Code optimization subset sum

Question

Here is my code that print elements of subset whose sum is equal to the given sum,(it works only for positive numbers):

#include <bits/stdc++.h>
using namespace std;

void traverse(vector<int> vec) {
    for(int a=0; a < vec.size(); a++)
        cout << vec[a] << " ";
    cout << endl;
}

void possible(vector<int> vec, int sum, vector<int> now) {
    if(sum == 0) {
        traverse(now);
    }
    else if(sum < 0) {
        now.clear();
    }
    else if(sum > 0 && vec.size() > 0) {
        for(int a = 0; a < vec.size(); a++) {
            now.push_back(vec[a]);
            vector<int> vecc(vec.begin() + a + 1, vec.end());
            possible(vecc, sum - vec[a], now);
            now.erase(now.end() - 1);
        }
    }
}

int main() {
    int n, sum;
    cin >> n >> sum;

    vector<int> vec(n), now;
    for(int a = 0; a < n; a++)
        cin >> vec[a];

    possible(vec, sum, now);
    return 0;
}

Is there any chance of improvements or any faster way to improve run time?

Any Dynamic problem solution for this?

Answer 1

Subset Sum Problem can be approached via Dynamic Programmning, as you can read in Dynamic Programming | Set 25 (Subset Sum Problem).
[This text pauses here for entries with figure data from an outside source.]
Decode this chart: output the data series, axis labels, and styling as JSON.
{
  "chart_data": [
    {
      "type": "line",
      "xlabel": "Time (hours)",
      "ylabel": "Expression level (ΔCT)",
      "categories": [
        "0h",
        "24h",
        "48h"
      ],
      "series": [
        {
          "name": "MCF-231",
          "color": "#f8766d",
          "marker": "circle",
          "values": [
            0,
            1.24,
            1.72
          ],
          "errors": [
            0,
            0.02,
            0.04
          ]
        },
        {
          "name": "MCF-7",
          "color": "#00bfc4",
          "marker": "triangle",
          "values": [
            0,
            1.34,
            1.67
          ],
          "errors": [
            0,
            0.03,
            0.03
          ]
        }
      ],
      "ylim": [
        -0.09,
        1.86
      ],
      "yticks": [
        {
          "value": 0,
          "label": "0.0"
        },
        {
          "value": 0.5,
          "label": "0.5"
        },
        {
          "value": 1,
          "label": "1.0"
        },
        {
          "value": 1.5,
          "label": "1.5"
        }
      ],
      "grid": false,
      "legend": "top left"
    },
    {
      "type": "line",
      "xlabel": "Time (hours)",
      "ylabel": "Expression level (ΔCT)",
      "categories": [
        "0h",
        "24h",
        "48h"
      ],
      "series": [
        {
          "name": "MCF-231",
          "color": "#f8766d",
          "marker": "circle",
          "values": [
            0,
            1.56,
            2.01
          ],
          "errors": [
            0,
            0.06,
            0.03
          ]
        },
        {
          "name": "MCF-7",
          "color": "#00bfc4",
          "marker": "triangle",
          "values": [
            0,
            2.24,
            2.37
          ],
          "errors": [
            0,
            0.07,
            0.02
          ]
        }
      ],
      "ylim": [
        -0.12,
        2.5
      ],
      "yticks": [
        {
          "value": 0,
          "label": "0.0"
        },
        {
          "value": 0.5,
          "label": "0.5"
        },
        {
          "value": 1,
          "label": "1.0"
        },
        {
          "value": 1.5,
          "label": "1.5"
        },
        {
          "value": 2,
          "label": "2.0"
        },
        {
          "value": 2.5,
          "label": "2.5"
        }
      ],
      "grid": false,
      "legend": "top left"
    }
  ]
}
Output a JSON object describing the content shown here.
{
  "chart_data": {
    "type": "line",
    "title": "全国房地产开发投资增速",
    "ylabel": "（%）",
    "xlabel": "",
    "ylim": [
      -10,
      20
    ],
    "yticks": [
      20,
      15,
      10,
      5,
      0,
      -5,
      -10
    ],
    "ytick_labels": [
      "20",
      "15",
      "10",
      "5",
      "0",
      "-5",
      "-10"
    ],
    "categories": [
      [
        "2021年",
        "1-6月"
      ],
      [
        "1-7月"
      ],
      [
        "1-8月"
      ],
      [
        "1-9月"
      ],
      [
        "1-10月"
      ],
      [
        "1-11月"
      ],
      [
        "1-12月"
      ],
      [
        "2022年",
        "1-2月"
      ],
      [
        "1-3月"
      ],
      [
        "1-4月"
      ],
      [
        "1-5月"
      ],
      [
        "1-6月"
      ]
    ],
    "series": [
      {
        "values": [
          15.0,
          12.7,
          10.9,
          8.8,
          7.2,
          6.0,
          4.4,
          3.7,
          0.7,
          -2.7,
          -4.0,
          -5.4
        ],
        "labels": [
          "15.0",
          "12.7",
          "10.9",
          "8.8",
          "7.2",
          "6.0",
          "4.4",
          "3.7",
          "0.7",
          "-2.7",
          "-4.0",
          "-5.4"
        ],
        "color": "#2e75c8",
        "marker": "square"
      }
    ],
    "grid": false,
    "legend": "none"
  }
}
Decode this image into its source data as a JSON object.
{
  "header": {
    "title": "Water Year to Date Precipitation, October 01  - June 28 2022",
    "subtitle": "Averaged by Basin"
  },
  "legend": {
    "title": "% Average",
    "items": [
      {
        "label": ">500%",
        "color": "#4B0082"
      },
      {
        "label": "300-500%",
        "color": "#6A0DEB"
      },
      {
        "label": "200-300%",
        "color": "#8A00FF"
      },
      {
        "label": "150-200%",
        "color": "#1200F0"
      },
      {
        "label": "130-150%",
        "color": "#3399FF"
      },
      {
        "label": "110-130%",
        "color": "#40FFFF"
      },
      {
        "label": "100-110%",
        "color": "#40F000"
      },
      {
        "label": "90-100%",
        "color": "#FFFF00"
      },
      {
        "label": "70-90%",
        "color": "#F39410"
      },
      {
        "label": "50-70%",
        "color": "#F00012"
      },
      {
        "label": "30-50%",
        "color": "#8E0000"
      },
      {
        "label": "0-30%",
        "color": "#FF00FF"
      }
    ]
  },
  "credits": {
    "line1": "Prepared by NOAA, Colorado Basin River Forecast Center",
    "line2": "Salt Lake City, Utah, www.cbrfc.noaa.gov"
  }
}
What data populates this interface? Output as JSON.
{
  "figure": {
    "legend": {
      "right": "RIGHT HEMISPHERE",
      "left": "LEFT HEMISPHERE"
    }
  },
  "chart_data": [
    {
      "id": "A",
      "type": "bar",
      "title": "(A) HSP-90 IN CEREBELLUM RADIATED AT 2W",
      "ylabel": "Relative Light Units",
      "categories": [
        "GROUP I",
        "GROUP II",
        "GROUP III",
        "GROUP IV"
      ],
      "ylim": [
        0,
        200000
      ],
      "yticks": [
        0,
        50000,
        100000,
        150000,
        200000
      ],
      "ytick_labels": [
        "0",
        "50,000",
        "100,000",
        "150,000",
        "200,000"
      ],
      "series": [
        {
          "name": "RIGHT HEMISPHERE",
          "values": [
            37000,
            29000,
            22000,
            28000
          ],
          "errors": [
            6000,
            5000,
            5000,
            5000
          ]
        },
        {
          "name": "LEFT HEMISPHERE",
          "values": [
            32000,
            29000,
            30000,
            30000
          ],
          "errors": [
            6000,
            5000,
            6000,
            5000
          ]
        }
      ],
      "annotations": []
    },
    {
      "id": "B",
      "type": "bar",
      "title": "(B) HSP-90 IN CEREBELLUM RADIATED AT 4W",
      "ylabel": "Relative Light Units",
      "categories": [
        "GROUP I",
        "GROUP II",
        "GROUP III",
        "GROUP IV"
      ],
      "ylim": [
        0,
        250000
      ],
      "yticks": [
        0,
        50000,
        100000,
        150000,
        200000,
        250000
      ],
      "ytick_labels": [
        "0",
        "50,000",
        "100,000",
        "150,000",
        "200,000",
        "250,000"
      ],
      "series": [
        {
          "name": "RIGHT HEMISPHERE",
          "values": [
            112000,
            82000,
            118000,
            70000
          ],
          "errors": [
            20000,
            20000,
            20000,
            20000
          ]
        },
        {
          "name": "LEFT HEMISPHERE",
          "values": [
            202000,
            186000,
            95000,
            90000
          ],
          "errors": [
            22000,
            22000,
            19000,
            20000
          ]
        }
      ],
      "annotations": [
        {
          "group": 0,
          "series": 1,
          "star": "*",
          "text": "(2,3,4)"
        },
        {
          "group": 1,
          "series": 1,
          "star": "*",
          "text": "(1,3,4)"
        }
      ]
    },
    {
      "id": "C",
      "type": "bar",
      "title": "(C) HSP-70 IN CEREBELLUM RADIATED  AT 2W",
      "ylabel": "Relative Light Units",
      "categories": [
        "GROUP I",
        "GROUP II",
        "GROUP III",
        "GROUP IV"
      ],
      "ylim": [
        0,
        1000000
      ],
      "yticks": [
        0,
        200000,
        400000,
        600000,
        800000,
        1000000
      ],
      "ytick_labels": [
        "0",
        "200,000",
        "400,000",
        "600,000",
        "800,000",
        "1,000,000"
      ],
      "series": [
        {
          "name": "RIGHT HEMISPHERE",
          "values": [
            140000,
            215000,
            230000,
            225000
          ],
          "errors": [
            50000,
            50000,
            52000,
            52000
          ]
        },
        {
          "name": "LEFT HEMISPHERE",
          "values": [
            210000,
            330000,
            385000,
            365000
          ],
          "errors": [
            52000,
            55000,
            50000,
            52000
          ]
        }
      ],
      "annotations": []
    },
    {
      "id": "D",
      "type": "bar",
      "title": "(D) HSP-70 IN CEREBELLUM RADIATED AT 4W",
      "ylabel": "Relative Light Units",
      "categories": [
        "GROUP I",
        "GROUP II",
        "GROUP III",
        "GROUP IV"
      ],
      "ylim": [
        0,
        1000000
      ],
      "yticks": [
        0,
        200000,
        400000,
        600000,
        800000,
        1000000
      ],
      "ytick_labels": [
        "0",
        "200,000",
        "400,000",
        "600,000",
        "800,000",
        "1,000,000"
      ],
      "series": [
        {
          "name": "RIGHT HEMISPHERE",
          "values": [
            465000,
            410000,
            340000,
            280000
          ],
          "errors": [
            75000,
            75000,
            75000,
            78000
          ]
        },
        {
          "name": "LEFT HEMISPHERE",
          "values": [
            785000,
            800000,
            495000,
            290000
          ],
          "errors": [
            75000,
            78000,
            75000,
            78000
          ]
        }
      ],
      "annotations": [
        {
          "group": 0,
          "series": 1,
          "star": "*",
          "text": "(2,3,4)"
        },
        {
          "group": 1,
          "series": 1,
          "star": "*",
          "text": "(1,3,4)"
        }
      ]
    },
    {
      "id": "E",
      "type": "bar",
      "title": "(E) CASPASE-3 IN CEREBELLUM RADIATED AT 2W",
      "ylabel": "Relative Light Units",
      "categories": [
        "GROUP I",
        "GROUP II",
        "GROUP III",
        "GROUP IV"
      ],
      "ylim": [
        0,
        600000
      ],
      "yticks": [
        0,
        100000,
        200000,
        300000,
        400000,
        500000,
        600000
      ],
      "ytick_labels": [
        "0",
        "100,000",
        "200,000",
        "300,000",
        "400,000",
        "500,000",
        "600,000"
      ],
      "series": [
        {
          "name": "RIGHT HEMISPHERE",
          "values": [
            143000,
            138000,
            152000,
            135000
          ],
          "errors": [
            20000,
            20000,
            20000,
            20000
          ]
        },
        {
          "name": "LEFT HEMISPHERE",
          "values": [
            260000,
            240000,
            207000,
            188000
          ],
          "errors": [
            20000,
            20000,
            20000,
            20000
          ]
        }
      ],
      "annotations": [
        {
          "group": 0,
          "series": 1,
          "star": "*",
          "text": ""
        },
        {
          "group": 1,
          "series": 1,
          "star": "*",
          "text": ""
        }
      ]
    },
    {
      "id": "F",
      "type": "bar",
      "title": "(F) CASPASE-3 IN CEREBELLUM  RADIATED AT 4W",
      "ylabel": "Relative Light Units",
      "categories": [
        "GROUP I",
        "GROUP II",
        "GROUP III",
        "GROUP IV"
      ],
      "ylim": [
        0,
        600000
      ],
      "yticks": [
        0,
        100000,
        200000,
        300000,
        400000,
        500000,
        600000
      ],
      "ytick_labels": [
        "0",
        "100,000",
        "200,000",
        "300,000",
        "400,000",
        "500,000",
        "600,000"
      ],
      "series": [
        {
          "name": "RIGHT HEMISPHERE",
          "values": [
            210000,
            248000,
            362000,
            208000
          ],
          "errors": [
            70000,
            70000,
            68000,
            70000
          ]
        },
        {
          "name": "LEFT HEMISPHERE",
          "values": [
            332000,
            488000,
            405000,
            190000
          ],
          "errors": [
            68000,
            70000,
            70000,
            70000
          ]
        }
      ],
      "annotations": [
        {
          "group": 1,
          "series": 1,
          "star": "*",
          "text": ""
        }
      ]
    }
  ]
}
The problem is in-fact NP-Complete (There is no known polynomial time solution for this problem). The link above offers two solutions, where the second one can solve the problem in Pseudo-polynomial time.

---

As a technical optimization, you could change this:

void traverse(vector<int> vec)

to this:

void traverse(vector<int>& vec)

in order to avoid unnescairy copies of, potentially large, vectors. Do that for all your functions, if you can.

---

Compile your code with warnings enabled (e.g. -Wall -Wextra for GCC), and fix those warnings. Then consider performance.

---

PS: Why should I not #include <bits/stdc++.h>?

Answer 2

A recursive dynamic programming solution that seems to work (though I have not tested it thoroughly). It also works with negative numbers.

// To make it simple, returns empty vector if no solution was found
// and also if the sum is zero
std::vector<int> find(const std::vector<int>& numbers, int sum)
{
    std::vector<int> result;
    if (findNumbersMakingSum(numbers, sum, result, 0)) {
        return result;
    } else {
        return std::vector<int>();
    }
}

bool findNumbersMakingSum(
    const std::vector<int>& numbers,
    int sumLeft,
    std::vector<int>& takenNumbers,
    size_t position)
{
    if (!sumLeft) {
        // We're done
        return true;
    }

    if (position == numbers.size()) {
        return false;
    }

    int current = numbers[position];
    if (!current) {
        // Just skip zero elements
        return findNumbersMakingSum(numbers, sumLeft, takenNumbers, position + 1);
    }

    // Case 1: take number at current position:
    takenNumbers.push_back(current);
    if (findNumbersMakingSum(numbers, sumLeft - current, takenNumbers, position + 1)) {
        return true;
    }

    // Case 2: don't take number at current position
    takenNumbers.pop_back();
    return findNumbersMakingSum(numbers, sumLeft, takenNumbers, position + 1);
}

Since it is recursive, with large inputs it will fail because of limited call stack. The solution can be easily updated to not use recursion, but I hope the idea is clear.

Answer 3

A dynamic programming solution is mentioned in this Wikipedia article on the Subset Sum problem; it uses 'combinatorialization' of the target value by obtaining two axes for the state space. The first axis is the initial interval of items while the second axis is the desired target value.